The World Bank on Wednesday recommended higher interest rates and a stronger currency for China as it raised growth forecasts for the country, whose rapid economic growth has led to rising inflation expectations and concerns that a bubble is building in the property sector. In its quarterly assessment of China, which is poised to overtake Japan as the world’s second-largest economy after the United States this year, the World Bank raised its forecast to 9.5 percent growth for 2010, from the 8.7 percent it had projected in November. It also estimated that growth would slow somewhat next year, to 8.7 percent.

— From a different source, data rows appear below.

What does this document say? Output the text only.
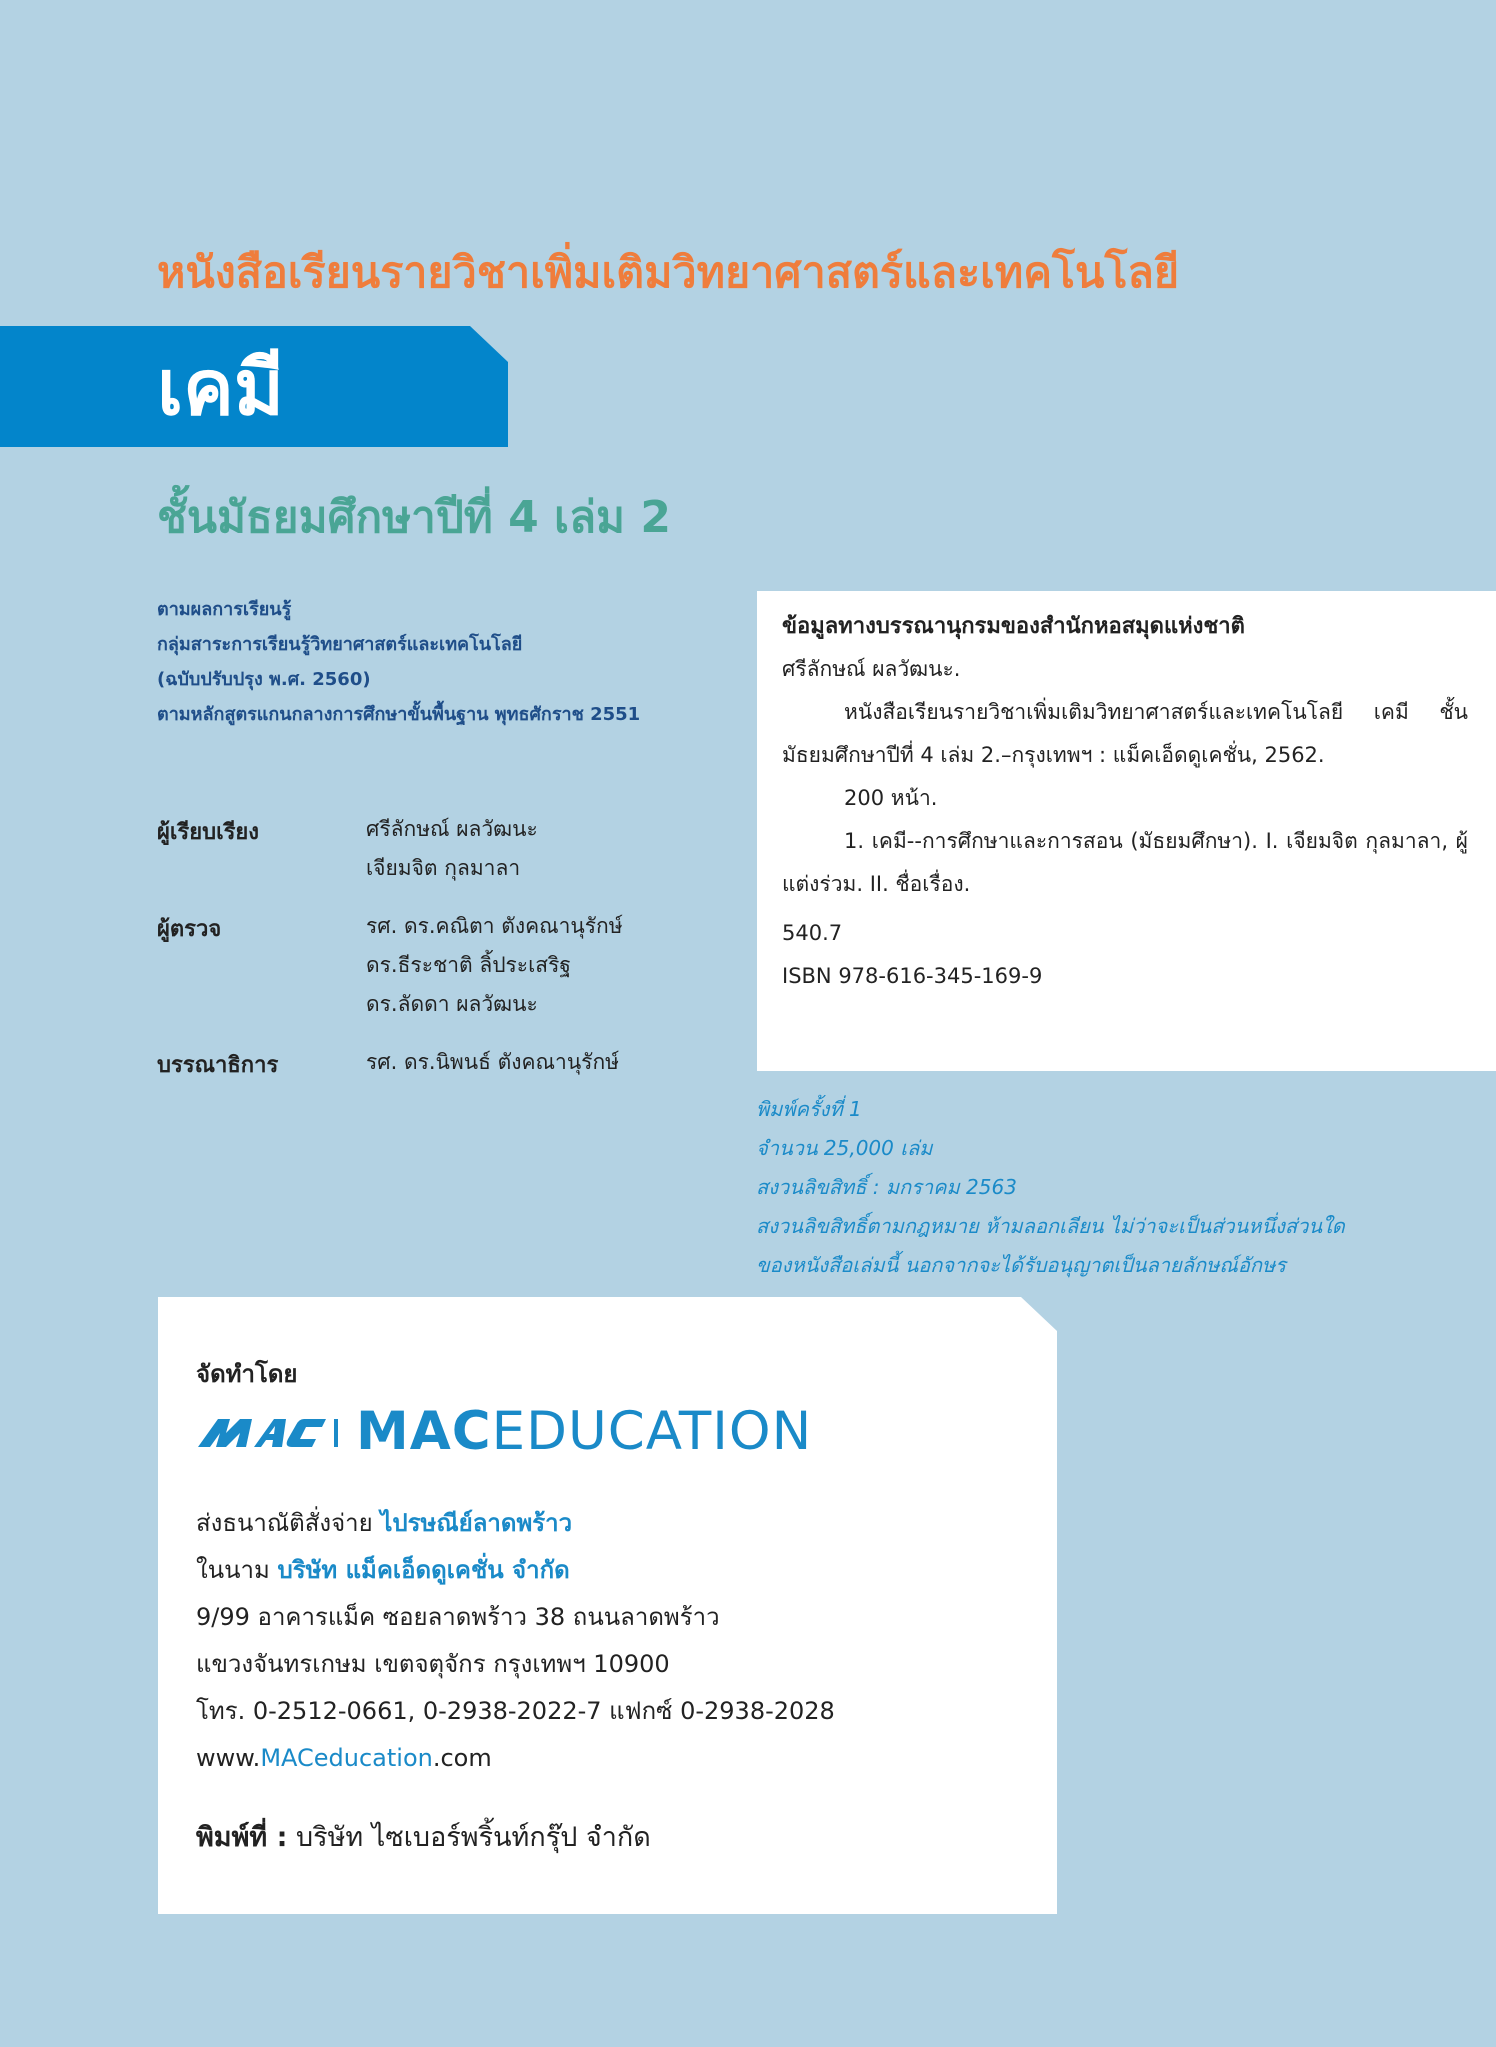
หนังสือเรียนรายวิชาเพิ่มเติมวิทยาศาสตร์และเทคโนโลยี
เคมี
ชั้นมัธยมศึกษาปีที่ 4 เล่ม 2
ตามผลการเรียนรู้
กลุ่มสาระการเรียนรู้วิทยาศาสตร์และเทคโนโลยี
(ฉบับปรับปรุง พ.ศ. 2560)
ตามหลักสูตรแกนกลางการศึกษาขั้นพื้นฐาน พุทธศักราช 2551
ผู้เรียบเรียง	ศรีลักษณ์ ผลวัฒนะ
เจียมจิต กุลมาลา
ผู้ตรวจ	รศ. ดร.คณิตา ตังคณานุรักษ์
ดร.ธีระชาติ ลิ้ประเสริฐ
ดร.ลัดดา ผลวัฒนะ
บรรณาธิการ	รศ. ดร.นิพนธ์ ตังคณานุรักษ์
ข้อมูลทางบรรณานุกรมของสำนักหอสมุดแห่งชาติ
ศรีลักษณ์ ผลวัฒนะ.
หนังสือเรียนรายวิชาเพิ่มเติมวิทยาศาสตร์และเทคโนโลยี เคมี ชั้นมัธยมศึกษาปีที่ 4 เล่ม 2.–กรุงเทพฯ : แม็คเอ็ดดูเคชั่น, 2562.
200 หน้า.
1. เคมี--การศึกษาและการสอน (มัธยมศึกษา). I. เจียมจิต กุลมาลา, ผู้แต่งร่วม. II. ชื่อเรื่อง.
540.7
ISBN 978-616-345-169-9
พิมพ์ครั้งที่ 1
จำนวน 25,000 เล่ม
สงวนลิขสิทธิ์ : มกราคม 2563
สงวนลิขสิทธิ์ตามกฎหมาย ห้ามลอกเลียน ไม่ว่าจะเป็นส่วนหนึ่งส่วนใด
ของหนังสือเล่มนี้ นอกจากจะได้รับอนุญาตเป็นลายลักษณ์อักษร
จัดทำโดย
MACEDUCATION
ส่งธนาณัติสั่งจ่าย ไปรษณีย์ลาดพร้าว
ในนาม บริษัท แม็คเอ็ดดูเคชั่น จำกัด
9/99 อาคารแม็ค ซอยลาดพร้าว 38 ถนนลาดพร้าว
แขวงจันทรเกษม เขตจตุจักร กรุงเทพฯ 10900
โทร. 0-2512-0661, 0-2938-2022-7 แฟกซ์ 0-2938-2028
www.MACeducation.com
พิมพ์ที่ : บริษัท ไซเบอร์พริ้นท์กรุ๊ป จำกัด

Separately, economists at UBS on Wednesday also upgraded their 2010 China growth forecast to 10 percent, from 9 percent. A massive stimulus package and ample lending by China’s state-controlled banks helped the giant economy to avoid a recession last year. China grew 8.7 percent in 2009, less than in previous years but still a huge gain, especially when compared to the drop in gross domestic product that hit most other leading economies. Exports, a main driver of growth, also recovered briskly from their sharp fall in early 2009, allowing China to gain global market share last year.
But several problems have emerged: the World Bank on Wednesday singled out the looming property bubble and strained local government finances as “macroeconomic risks” in China. “Inflation expectations can be contained by a tighter monetary stance and a stronger exchange rate,” the organization wrote in its report. “The case for a larger role for interest rates in monetary policy is strong. If policymakers remain concerned about interest rate sensitive capital flows, more exchange rate flexibility would help.”

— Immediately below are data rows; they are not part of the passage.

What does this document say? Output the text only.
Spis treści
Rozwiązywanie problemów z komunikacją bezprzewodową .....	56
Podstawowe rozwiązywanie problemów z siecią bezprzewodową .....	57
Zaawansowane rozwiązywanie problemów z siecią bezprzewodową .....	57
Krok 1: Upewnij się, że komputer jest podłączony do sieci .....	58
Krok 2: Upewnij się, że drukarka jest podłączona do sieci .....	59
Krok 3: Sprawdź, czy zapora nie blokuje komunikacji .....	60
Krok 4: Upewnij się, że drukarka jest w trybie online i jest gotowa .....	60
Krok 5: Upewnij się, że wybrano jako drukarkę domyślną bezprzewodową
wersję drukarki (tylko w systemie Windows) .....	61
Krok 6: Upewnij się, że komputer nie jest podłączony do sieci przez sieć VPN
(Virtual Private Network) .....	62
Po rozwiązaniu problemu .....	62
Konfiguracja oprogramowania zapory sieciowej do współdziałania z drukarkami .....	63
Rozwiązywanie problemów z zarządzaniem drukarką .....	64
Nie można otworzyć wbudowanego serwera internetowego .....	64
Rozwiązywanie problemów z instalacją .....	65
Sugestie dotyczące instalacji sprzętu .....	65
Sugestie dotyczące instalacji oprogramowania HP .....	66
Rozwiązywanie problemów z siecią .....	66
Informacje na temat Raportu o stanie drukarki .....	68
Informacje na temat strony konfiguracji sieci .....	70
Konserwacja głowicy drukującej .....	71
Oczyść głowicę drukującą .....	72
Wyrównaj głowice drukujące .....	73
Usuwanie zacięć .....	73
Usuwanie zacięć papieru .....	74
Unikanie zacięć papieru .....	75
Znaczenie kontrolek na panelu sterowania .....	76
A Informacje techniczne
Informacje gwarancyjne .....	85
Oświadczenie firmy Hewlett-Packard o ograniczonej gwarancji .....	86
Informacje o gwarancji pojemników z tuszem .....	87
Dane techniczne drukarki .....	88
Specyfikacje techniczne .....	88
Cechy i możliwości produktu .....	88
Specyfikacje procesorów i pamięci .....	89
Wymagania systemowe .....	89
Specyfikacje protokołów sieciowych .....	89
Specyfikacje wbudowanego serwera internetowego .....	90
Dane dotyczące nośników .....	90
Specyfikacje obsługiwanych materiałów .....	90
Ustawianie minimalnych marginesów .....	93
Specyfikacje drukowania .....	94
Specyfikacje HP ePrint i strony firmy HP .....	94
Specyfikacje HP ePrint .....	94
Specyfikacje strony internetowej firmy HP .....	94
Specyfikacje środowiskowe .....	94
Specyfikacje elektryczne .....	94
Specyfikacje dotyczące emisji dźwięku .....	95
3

The call for flexibility comes at a time when China faces increasing pressure from the United States to let the renminbi appreciate against the dollar. Many U.S. politicians argue that the current level, at 6.8 renminbi to the dollar, gives Chinese exporters an unfair advantage by making their goods cheap for overseas buyers. In addition, the World Bank said that with output in China now once again “close to potential,” the country now needs “a different macro stance than most other countries.”

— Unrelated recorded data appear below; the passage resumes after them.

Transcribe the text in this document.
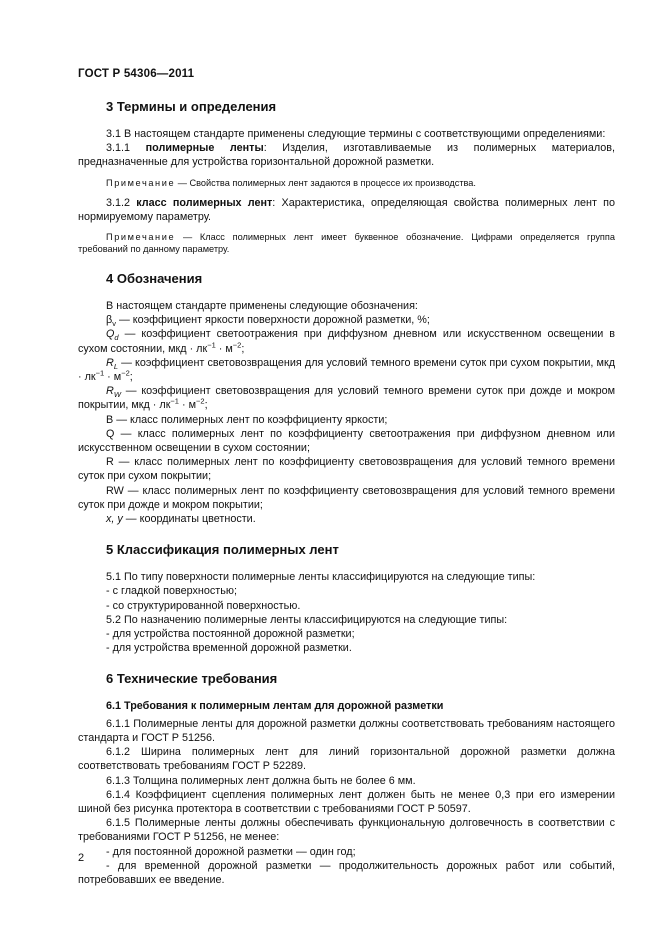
ГОСТ Р 54306—2011
3 Термины и определения

3.1 В настоящем стандарте применены следующие термины с соответствующими определениями:

3.1.1 полимерные ленты: Изделия, изготавливаемые из полимерных материалов, предназначенные для устройства горизонтальной дорожной разметки.

Примечание — Свойства полимерных лент задаются в процессе их производства.

3.1.2 класс полимерных лент: Характеристика, определяющая свойства полимерных лент по нормируемому параметру.

Примечание — Класс полимерных лент имеет буквенное обозначение. Цифрами определяется группа требований по данному параметру.

4 Обозначения

В настоящем стандарте применены следующие обозначения:

$\beta_v$ — коэффициент яркости поверхности дорожной разметки, %;

$Q_d$ — коэффициент светоотражения при диффузном дневном или искусственном освещении в сухом состоянии, мкд · $лк^{-1} \cdot м^{-2}$;

$R_L$ — коэффициент световозвращения для условий темного времени суток при сухом покрытии, мкд · $лк^{-1} \cdot м^{-2}$;

$R_W$ — коэффициент световозвращения для условий темного времени суток при дожде и мокром покрытии, мкд · $лк^{-1} \cdot м^{-2}$;

В — класс полимерных лент по коэффициенту яркости;

Q — класс полимерных лент по коэффициенту светоотражения при диффузном дневном или искусственном освещении в сухом состоянии;

R — класс полимерных лент по коэффициенту световозвращения для условий темного времени суток при сухом покрытии;

RW — класс полимерных лент по коэффициенту световозвращения для условий темного времени суток при дожде и мокром покрытии;

x, y — координаты цветности.

5 Классификация полимерных лент

5.1 По типу поверхности полимерные ленты классифицируются на следующие типы:

- с гладкой поверхностью;

- со структурированной поверхностью.

5.2 По назначению полимерные ленты классифицируются на следующие типы:

- для устройства постоянной дорожной разметки;

- для устройства временной дорожной разметки.

6 Технические требования

6.1 Требования к полимерным лентам для дорожной разметки

6.1.1 Полимерные ленты для дорожной разметки должны соответствовать требованиям настоящего стандарта и ГОСТ Р 51256.

6.1.2 Ширина полимерных лент для линий горизонтальной дорожной разметки должна соответствовать требованиям ГОСТ Р 52289.

6.1.3 Толщина полимерных лент должна быть не более 6 мм.

6.1.4 Коэффициент сцепления полимерных лент должен быть не менее 0,3 при его измерении шиной без рисунка протектора в соответствии с требованиями ГОСТ Р 50597.

6.1.5 Полимерные ленты должны обеспечивать функциональную долговечность в соответствии с требованиями ГОСТ Р 51256, не менее:

- для постоянной дорожной разметки — один год;

- для временной дорожной разметки — продолжительность дорожных работ или событий, потребовавших ее введение.

2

This echoes assessments from many other economists, many of whom expect the Chinese authorities to step up measures to contain bank lending, including by nudging up interest rates again later this year. “The monetary policy stance needs to be tighter than last year and the case for exchange rate flexibility and more monetary independence from the U.S. is strengthening,” the organization said in its update.
“It would also be helpful to increase the tolerance for modest inflation, to ensure room for desirable relative price changes. Strengthening the exchange rate can help reduce inflationary pressures and rebalance the economy. Over time, more exchange rate flexibility can enable China to have a monetary policy independent from U.S. cyclical conditions, with is increasingly necessary.”